Krav Maga (pronounced ‘krahv muhGAH’), means ‘contact combat’ in Hebrew. It is the ofﬁcial defensive tactics system of the Israeli military. The system is simple, practical, instinctive, and aggressive. Because the techniques mimic the body’s natural instinct, they are easy to learn and easy to remember under stress.
The seeds of the unique Krav Maga Self Defense System were planted back in the late 1930’s in Bratislava, Czechoslovakia by a young man named Imi Lichtenfeld. Imi was a natural athlete, holding European championship titles in a variety of sports, including boxing, wrestling, and gymnastics. It was from his father, however, a famous and highly respected police detective and trainer, that Imi learned street ﬁghting skills that he would use to save his own life and those of his neighbors on the rough streets of Eastern Europe.
Prior to World War II, Imi was fortunate enough to escape from Eastern Europe. He arrived in the Middle East and began ﬁghting for the independence of Israel. Shortly after the formation of the ﬂedgling State, Imi was handpicked by the government to create a practical, highly effective self defense and hand to hand combat system for the military.

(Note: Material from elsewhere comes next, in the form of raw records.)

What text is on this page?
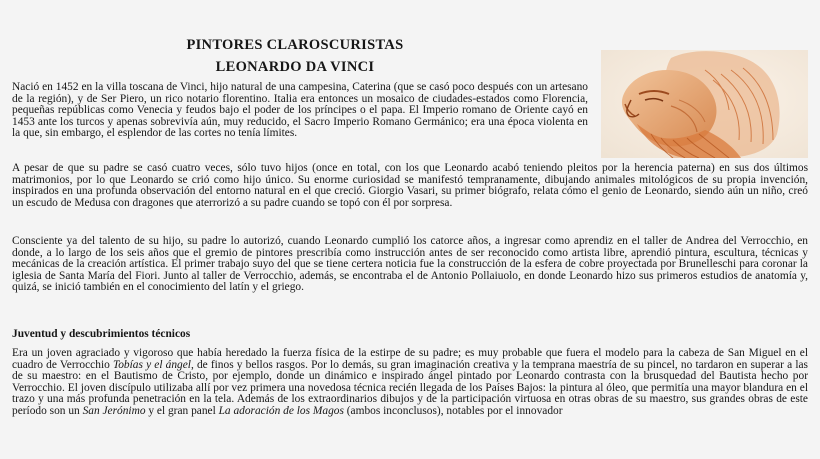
PINTORES CLAROSCURISTAS
LEONARDO DA VINCI

Nació en 1452 en la villa toscana de Vinci, hijo natural de una campesina, Caterina (que se casó poco después con un artesano de la región), y de Ser Piero, un rico notario florentino. Italia era entonces un mosaico de ciudades-estados como Florencia, pequeñas repúblicas como Venecia y feudos bajo el poder de los príncipes o el papa. El Imperio romano de Oriente cayó en 1453 ante los turcos y apenas sobrevivía aún, muy reducido, el Sacro Imperio Romano Germánico; era una época violenta en la que, sin embargo, el esplendor de las cortes no tenía límites.

A pesar de que su padre se casó cuatro veces, sólo tuvo hijos (once en total, con los que Leonardo acabó teniendo pleitos por la herencia paterna) en sus dos últimos matrimonios, por lo que Leonardo se crió como hijo único. Su enorme curiosidad se manifestó tempranamente, dibujando animales mitológicos de su propia invención, inspirados en una profunda observación del entorno natural en el que creció. Giorgio Vasari, su primer biógrafo, relata cómo el genio de Leonardo, siendo aún un niño, creó un escudo de Medusa con dragones que aterrorizó a su padre cuando se topó con él por sorpresa.

Consciente ya del talento de su hijo, su padre lo autorizó, cuando Leonardo cumplió los catorce años, a ingresar como aprendiz en el taller de Andrea del Verrocchio, en donde, a lo largo de los seis años que el gremio de pintores prescribía como instrucción antes de ser reconocido como artista libre, aprendió pintura, escultura, técnicas y mecánicas de la creación artística. El primer trabajo suyo del que se tiene certera noticia fue la construcción de la esfera de cobre proyectada por Brunelleschi para coronar la iglesia de Santa María del Fiori. Junto al taller de Verrocchio, además, se encontraba el de Antonio Pollaiuolo, en donde Leonardo hizo sus primeros estudios de anatomía y, quizá, se inició también en el conocimiento del latín y el griego.

Juventud y descubrimientos técnicos

Era un joven agraciado y vigoroso que había heredado la fuerza física de la estirpe de su padre; es muy probable que fuera el modelo para la cabeza de San Miguel en el cuadro de Verrocchio Tobías y el ángel, de finos y bellos rasgos. Por lo demás, su gran imaginación creativa y la temprana maestría de su pincel, no tardaron en superar a las de su maestro: en el Bautismo de Cristo, por ejemplo, donde un dinámico e inspirado ángel pintado por Leonardo contrasta con la brusquedad del Bautista hecho por Verrocchio. El joven discípulo utilizaba allí por vez primera una novedosa técnica recién llegada de los Países Bajos: la pintura al óleo, que permitía una mayor blandura en el trazo y una más profunda penetración en la tela. Además de los extraordinarios dibujos y de la participación virtuosa en otras obras de su maestro, sus grandes obras de este período son un San Jerónimo y el gran panel La adoración de los Magos (ambos inconclusos), notables por el innovador
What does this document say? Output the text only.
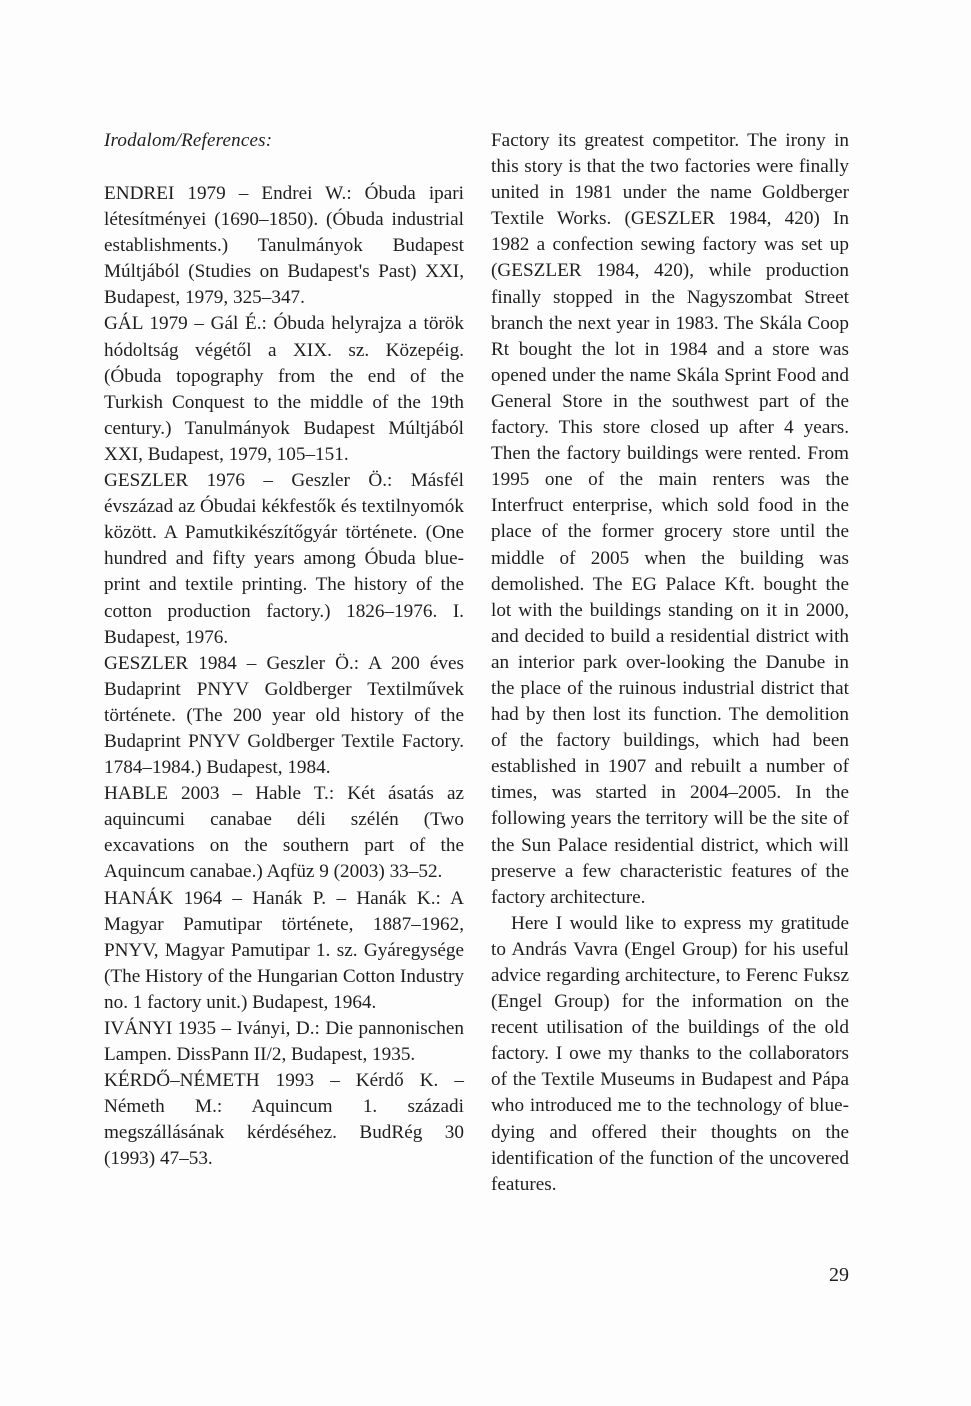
Irodalom/References:

ENDREI 1979 – Endrei W.: Óbuda ipari létesítményei (1690–1850). (Óbuda industrial establishments.) Tanulmányok Budapest Múltjából (Studies on Budapest's Past) XXI, Budapest, 1979, 325–347.

GÁL 1979 – Gál É.: Óbuda helyrajza a török hódoltság végétől a XIX. sz. Közepéig. (Óbuda topography from the end of the Turkish Conquest to the middle of the 19th century.) Tanulmányok Budapest Múltjából XXI, Budapest, 1979, 105–151.

GESZLER 1976 – Geszler Ö.: Másfél évszázad az Óbudai kékfestők és textilnyomók között. A Pamutkikészítőgyár története. (One hundred and fifty years among Óbuda blue-print and textile printing. The history of the cotton production factory.) 1826–1976. I. Budapest, 1976.

GESZLER 1984 – Geszler Ö.: A 200 éves Budaprint PNYV Goldberger Textilművek története. (The 200 year old history of the Budaprint PNYV Goldberger Textile Factory. 1784–1984.) Budapest, 1984.

HABLE 2003 – Hable T.: Két ásatás az aquincumi canabae déli szélén (Two excavations on the southern part of the Aquincum canabae.) Aqfüz 9 (2003) 33–52.

HANÁK 1964 – Hanák P. – Hanák K.: A Magyar Pamutipar története, 1887–1962, PNYV, Magyar Pamutipar 1. sz. Gyáregysége (The History of the Hungarian Cotton Industry no. 1 factory unit.) Budapest, 1964.

IVÁNYI 1935 – Iványi, D.: Die pannonischen Lampen. DissPann II/2, Budapest, 1935.

KÉRDŐ–NÉMETH 1993 – Kérdő K. – Németh M.: Aquincum 1. századi megszállásának kérdéséhez. BudRég 30 (1993) 47–53.

Factory its greatest competitor. The irony in this story is that the two factories were finally united in 1981 under the name Goldberger Textile Works. (GESZLER 1984, 420) In 1982 a confection sewing factory was set up (GESZLER 1984, 420), while production finally stopped in the Nagyszombat Street branch the next year in 1983. The Skála Coop Rt bought the lot in 1984 and a store was opened under the name Skála Sprint Food and General Store in the southwest part of the factory. This store closed up after 4 years. Then the factory buildings were rented. From 1995 one of the main renters was the Interfruct enterprise, which sold food in the place of the former grocery store until the middle of 2005 when the building was demolished. The EG Palace Kft. bought the lot with the buildings standing on it in 2000, and decided to build a residential district with an interior park over-looking the Danube in the place of the ruinous industrial district that had by then lost its function. The demolition of the factory buildings, which had been established in 1907 and rebuilt a number of times, was started in 2004–2005. In the following years the territory will be the site of the Sun Palace residential district, which will preserve a few characteristic features of the factory architecture.

Here I would like to express my gratitude to András Vavra (Engel Group) for his useful advice regarding architecture, to Ferenc Fuksz (Engel Group) for the information on the recent utilisation of the buildings of the old factory. I owe my thanks to the collaborators of the Textile Museums in Budapest and Pápa who introduced me to the technology of blue-dying and offered their thoughts on the identification of the function of the uncovered features.

29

Imi developed a hand-to-hand combat system that could be taught to soldiers of all ages and abilities, and that would be easily remembered by battle-weary troops without the need for follow-up training. Aware of the differences between sport competition and street survival, Imi developed the Krav Maga System, originally known as krav panim el-panim (which means ‘face-to face combat’). In Israel, every soldier going through boot camp learns some basic and advanced Krav Maga, with specialized units learning more advanced techniques. Due to its incredible effectiveness, Krav Maga has since spread to the civilian population and is now taught throughout Europe, Scandinavia, Canada, Japan and the United States.